The trails at the peak formed by hikers, coined “social trails,” hurt the environment.
“They weren’t designed with sustainability in mind, they were created by people trying to get from point A to point B,” said Teddy Wilkinson, Friends of the Dillon Ranger District project coordinator.
The nonprofits have been working to reroute trails at Quandary Peak to more rocky areas with less native plants.
“We can direct the user impact to places that are more durable and harder to damage over time,” Gierke said.
The Fourteeners project manager said the organization designs their projects to be accessible to anyone.
“We try to provide a variety of work options for folks on these projects,” he said.
Tasks will vary from heavy-duty work for people who want to be exhausted at the end of the day, to helping collect seeds and transplant native plants along the trail.
“We can find work for every one,” Gierke said.
Wilkinson took part in the Quandary event as a volunteer last year. He describes the project as one of the more “physically intense” projects the Friends group embarks on throughout the season. But, he said, anyone who can hike up the trail should be fit to contribute to the project.
Volunteers will use traditional dry stone masonry techniques to build staircases, retaining walls and other structures to help maintain the integrity of the main ascent trail.
The “old-world” type of construction uses similar techniques to those found in Roman and Old English architecture. Volunteers will use the same principles that keep ancient structures standing today, Gierke said.
No mortar, concrete or adhesive is used to bind stones together. Instead, volunteers will use weight of the stones to pin them together.
“The construction techniques we use are built to a standard where they will last 50 to 100 years,” Gierke said.
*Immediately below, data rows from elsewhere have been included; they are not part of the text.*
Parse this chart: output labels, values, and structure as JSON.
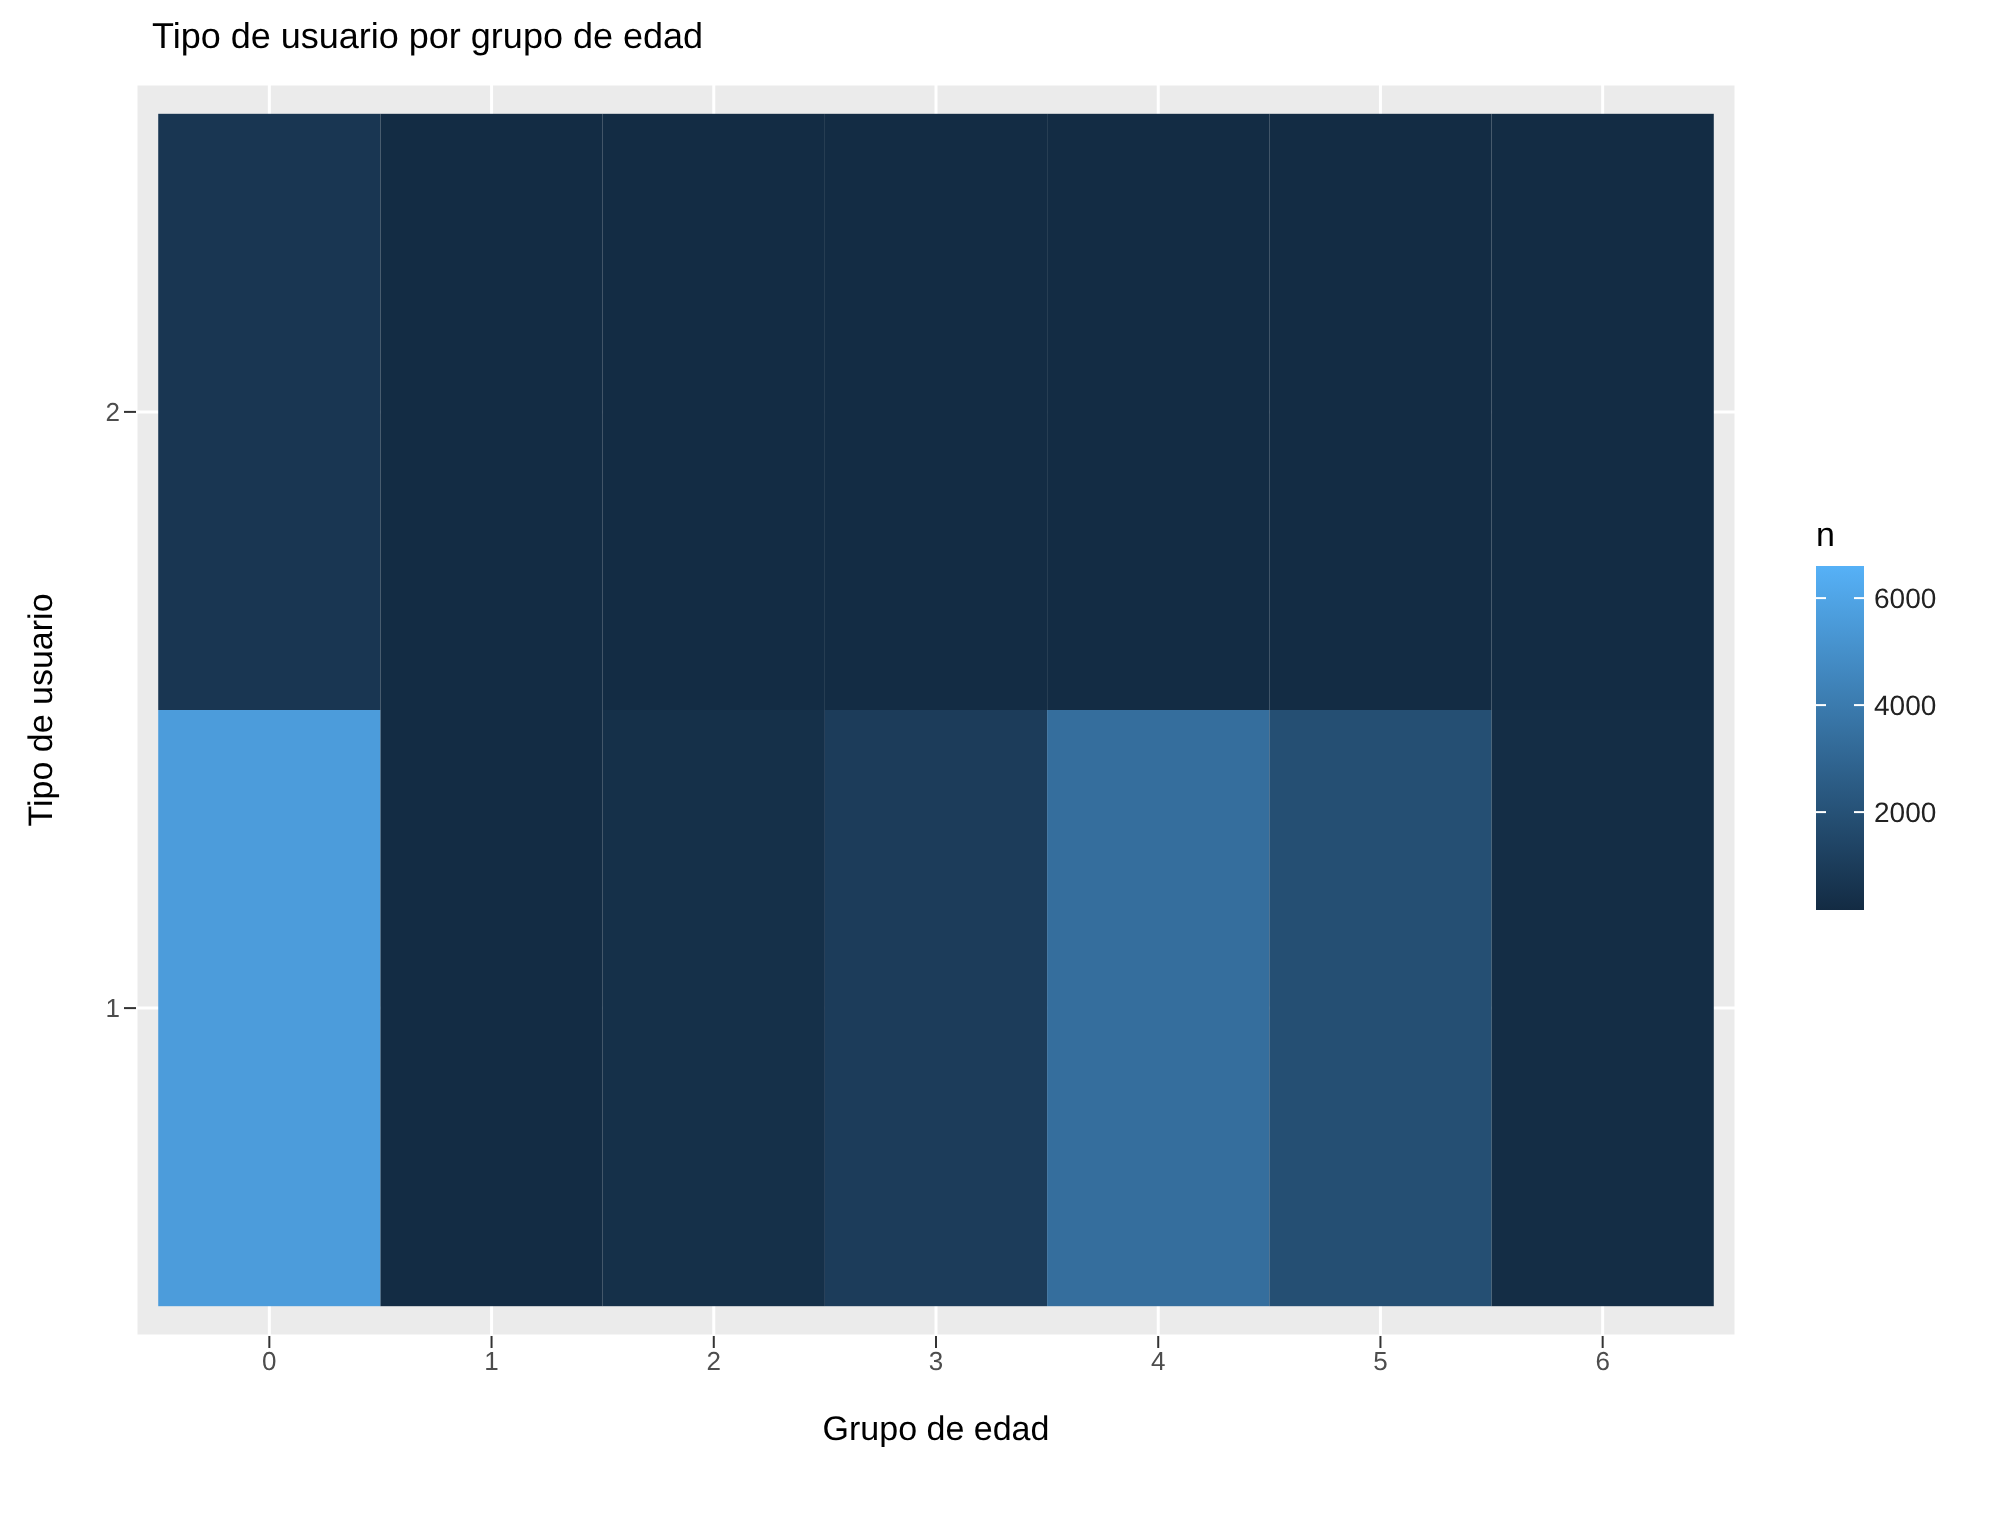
{
  "chart_data": {
    "type": "heatmap",
    "title": "Tipo de usuario por grupo de edad",
    "xlabel": "Grupo de edad",
    "ylabel": "Tipo de usuario",
    "clabel": "n",
    "categories": [
      "0",
      "1",
      "2",
      "3",
      "4",
      "5",
      "6"
    ],
    "y_categories": [
      "2",
      "1"
    ],
    "cells": [
      [
        700,
        200,
        200,
        200,
        200,
        200,
        200
      ],
      [
        5600,
        200,
        400,
        1000,
        3400,
        1900,
        250
      ]
    ],
    "clim": [
      170,
      6600
    ],
    "cticks": [
      2000,
      4000,
      6000
    ],
    "colors": [
      "#132b43",
      "#56b1f7"
    ],
    "grid": true
  }
}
The atmosphere at the project is described as serious but fun.
“We set a culture that we are serious about what we are doing and we want to make a difference,” Gierke said.
Project organizers said they want volunteers to have a good time while being aware of the inherent risks of trail work in high elevations. Some areas will be unstable and steep, and volunteers will be transporting heavy, bulky materials, Gierke said.
“These people are here because they have passion to improve and preserve these special places,” he said. “We want them to be careful and safe up there.”
It’s important for people to get involved to protect the unique high-alpine environment on Quandary Peak, FDRD’s Wilkinson said.
“We want to instill a feeling of stewardship for public lands for all of our volunteers,” he said.
The nonprofit representatives said at the end of the day volunteers should feel empowered they made a lasting impact on the sustainability of one of Colorado’s most popular hiking destinations.
“We all love these trails and really value having assets like the Fourteeners trails in our community — but these trails don’t build these themselves,” Gierke said.
“I want volunteers to feel like they’ve made a lasting contribution,” he said. “The work they do is going to be there for a long time and make the trails better.”